2016q3 Homework3 (mergesort-concurrent)

contributed by <f5120125>

tags: sysprog

開發環境

Ubuntu 14.04 LTS

使用lscpu檢視電腦配備

  • CPU: Intel® Core™ i5 CPU 650 @ 3.20GHz × 4
  • Mem: 8 GiB
  • Cache:
    L1d cache: 32 KB
    L1i cache: 32 KB
    L2 cache: 256 KB
    L3 cache: 4096 KB

使用x86info -c去檢視更詳細資訊, 其中-c為cache的詳細資訊

Found 4 identical CPUs
Extended Family: 0 Extended Model: 2 Family: 6 Model: 37 Stepping: 5
Type: 0 (Original OEM)
CPU Model (x86info's best guess): Core i7 (Nehalem) [Clarkdale/Arrandale]
Processor name string (BIOS programmed): Intel® Core i5 CPU 650 @ 3.20GHz

Cache info
L1 Instruction cache: 32KB, 4-way associative. 64 byte line size.
L1 Data cache: 32KB, 8-way associative. 64 byte line size.
L2 (MLC): 256KB, 8-way associative. 64 byte line size.
TLB info
Instruction TLB: 2MB or 4MB pages, fully associative, 7 entries
Instruction TLB: 4K pages, 4-way associative, 64 entries.
Data TLB: 4KB or 4MB pages, fully associative, 32 entries.
Data TLB: 4KB pages, 4-way associative, 64 entries
Data TLB: 4K pages, 4-way associative, 512 entries.
Data TLB: 4KB or 4MB pages, fully associative, 32 entries.
Data TLB: 4KB pages, 4-way associative, 64 entries
64 byte prefetching.
Data TLB: 4K pages, 4-way associative, 512 entries.

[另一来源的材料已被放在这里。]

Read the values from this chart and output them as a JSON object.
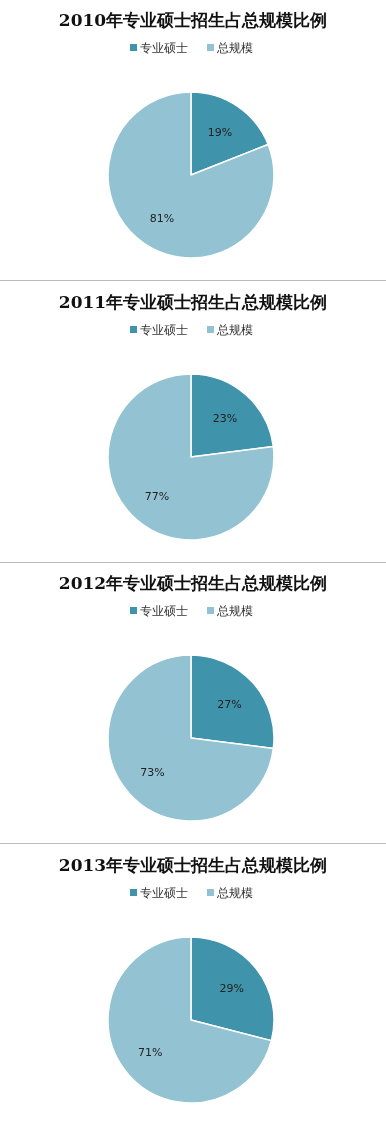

Found unknown cache descriptors: e3
Total processor threads: 4
This system has 1 dual-core processor with hyper-threading (2 threads per core) running at an estimated 3.20GHz

前置作業

  • [ ]1. 使merge-sort-concurrency可以排序字串
  • [ ]2. Mutex Lock and Lock Contention
  • [ ]3. Thread Model
  • [ ]4. Code Review for mergesort-concurrent
  • [ ]5. Code Review for concurrent-ll

1. 使merge-sort-concurrency可以排序字串

使用$ uniq words.txt | sort -R > input.txt 產生亂序的words檔並導向input.txt

  • main.c中的讀檔
while( fgets(buff, MAX_LEN, fp) ) list_add(the_list, buff);
  • 將排序的結果輸出至txt檔
node_t *curr = the_list->head; FILE *new_fp; char *write_buff; new_fp = fopen( NEW_FILE_PATH, "w+"); while (curr ) { int len = strlen(curr->data); write_buff = (char *)malloc( len ); strncpy(write_buff, curr->data ,strlen(curr->data)); curr = curr->next; fwrite(write_buff, len, 1, new_fp); free(write_buff); } fclose(new_fp);
  • 比較輸出結果是否為sorted-list, 因此我寫了個check.c來確認, 並再執行後得到兩個txt檔為相同!
int main(int argc, char *const argv[]){ FILE *fp1, *fp2; fp1 = fopen(ORIG, "r");//讀取input.txt fp2 = fopen(ANS, "r");//讀取輸出的txt檔 char buf1[MAX_LEN]; char buf2[MAX_LEN]; while(fgets(buf1, MAX_LEN, fp1) && fgets(buf2, MAX_LEN, fp2) ){ if( strcmp(buf1, buf2) ){ printf("%s is not equal to %s\n", buf1, buf2); return 0; } } fclose(fp1); fclose(fp2); printf("equal!!\n"); return 0; }

2. Mutex Lock and Lock Contention

  • pthread_mutex_init
    • The pthread_mutex_init() function shall initialize the mutex referenced by mutex with attributes specified by attr. If attr is NULL, the default mutex attributes are used; the effect shall be the same as passing the address of a default mutex attributes object. Upon successful initialization, the state of the mutex becomes initialized and unlocked.
  • [pthread_mutex_lock]
  • [pthread_mutex_unlock]
  • pthread_cond_init
    • The pthread_cond_init() function shall initialize the condition variable referenced by cond with attributes referenced by attr. If attr is NULL, the default condition variable attributes shall be used; the effect is the same as passing the address of a default condition variable attributes object. Upon successful initialization, the state of the condition variable shall become initialized.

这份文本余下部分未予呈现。